Nightbreed - Preview

By Stefan Jaworzyn, Horrorfan, Vol 1 No 3, Fall 1989 {note interview took place in week 4 of the Nightbreed shoot}

"After Nightbreed came out [David Cronenberg] said to me, 'Listen, this is going to happen to again. It's happened to me movie after movie - people not getting it, critics hating it and then two years later they say, Ah, you know, it wasn't so bad. It's better than the new movie he's put out.' In fact, we've seen some interesting reassessments of Nightbreed, even in the recent past. Entertainment Weekly just gave an issue over to the "100 Best Movies You Never Heard Of", and one of them was Nightbreed.

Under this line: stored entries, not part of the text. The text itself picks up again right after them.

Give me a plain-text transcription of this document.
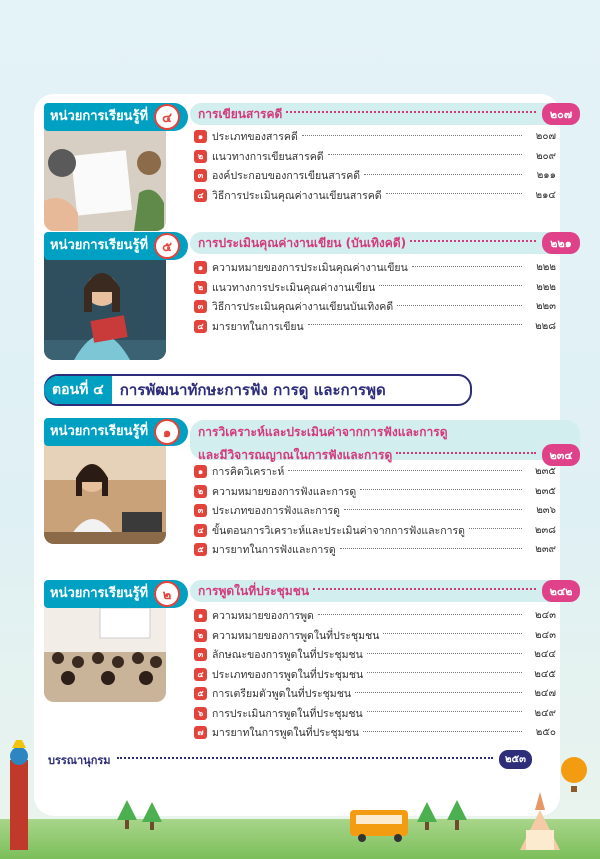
หน่วยการเรียนรู้ที่	๔	การเขียนสารคดี	๒๐๗
๑ ประเภทของสารคดี	๒๐๗
๒ แนวทางการเขียนสารคดี	๒๐๙
๓ องค์ประกอบของการเขียนสารคดี	๒๑๑
๔ วิธีการประเมินคุณค่างานเขียนสารคดี	๒๑๔
หน่วยการเรียนรู้ที่	๕	การประเมินคุณค่างานเขียน (บันเทิงคดี)	๒๒๑
๑ ความหมายของการประเมินคุณค่างานเขียน	๒๒๒
๒ แนวทางการประเมินคุณค่างานเขียน	๒๒๒
๓ วิธีการประเมินคุณค่างานเขียนบันเทิงคดี	๒๒๓
๔ มารยาทในการเขียน	๒๒๘
ตอนที่ ๔	การพัฒนาทักษะการฟัง การดู และการพูด
หน่วยการเรียนรู้ที่	๑	การวิเคราะห์และประเมินค่าจากการฟังและการดู
และมีวิจารณญาณในการฟังและการดู	๒๓๔
๑ การคิดวิเคราะห์	๒๓๕
๒ ความหมายของการฟังและการดู	๒๓๕
๓ ประเภทของการฟังและการดู	๒๓๖
๔ ขั้นตอนการวิเคราะห์และประเมินค่าจากการฟังและการดู	๒๓๘
๕ มารยาทในการฟังและการดู	๒๓๙
หน่วยการเรียนรู้ที่	๒	การพูดในที่ประชุมชน	๒๔๒
๑ ความหมายของการพูด	๒๔๓
๒ ความหมายของการพูดในที่ประชุมชน	๒๔๓
๓ ลักษณะของการพูดในที่ประชุมชน	๒๔๔
๔ ประเภทของการพูดในที่ประชุมชน	๒๔๕
๕ การเตรียมตัวพูดในที่ประชุมชน	๒๔๗
๖ การประเมินการพูดในที่ประชุมชน	๒๔๙
๗ มารยาทในการพูดในที่ประชุมชน	๒๕๐
บรรณานุกรม	๒๕๓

It's doing very well on video."

Boundless Imajination

By WC Stroby, (i) Fangoria, No 109, January 1992 (ii) Horror Zone, No1, August 1992 {Note : interview took place in August 1991}

"It's terrible to say it, but I think that a lot of people in these kinds of [Hollywood] systems respect somebody who will yell and scream and be irrational and throw things, more than they will Shuna Sassi somebody who will come in and talk quietly, intellectually and deal honourably with them. I didn't have a producer who yelled and screamed and kicked arse. And despite the superfice of sophistication that that community has, it really works at gutter level. People bully, people connive, this is nothing you haven't heard about Hollywood before, but there it is - and they lie. I want to make movies, I don't want to make movies with dishonourable people. I think I'm probably going to have to once in a while. I would prefer to know the systems better. I made 'Hellraiser' here, I made 'Nightbreed' here. I walked over there to finish post-production on the movie and discovered a whole different system of values, almost anti-values.
"The politics got so Byzantine that I didn't know who was stabbing me in the back, who was stabbing me in the eye - but they all had knives. All those things happen to directors all the time, but because books aren't like that, it came as a real shock to realise that people would just lie straight to your face and there were times when I thought I really don't know what I'm doing this for. I don't know why I'm bothering to deal with these people - they are total bastards.
"[after the test screening] I came out of there thinking, 'My God, we've done it. They love it.' Which is one of the mysteries why 20th Century Fox didn't get behind it. If it didn't test well I could understand them dumping it, but the audience had a great time. When I saw the way they were selling the movie, I freaked out and said, 'What are you doing? This isn't the movie,' and was given all kinds of excuses... 'Well there isn't time to change it, we have to release now.' And there was a very low awareness of the movie, and they knew it. The recognition of Cronenberg was smaller than I thought. They knew they hadn't prepared the audiences for the existence of the movie, nobody knew the movie was coming, when the movie was advertised it wasn't the movie that we'd made. When the movie was out it was put out with posters that wholly misinterpreted the content, and then of course it was gone.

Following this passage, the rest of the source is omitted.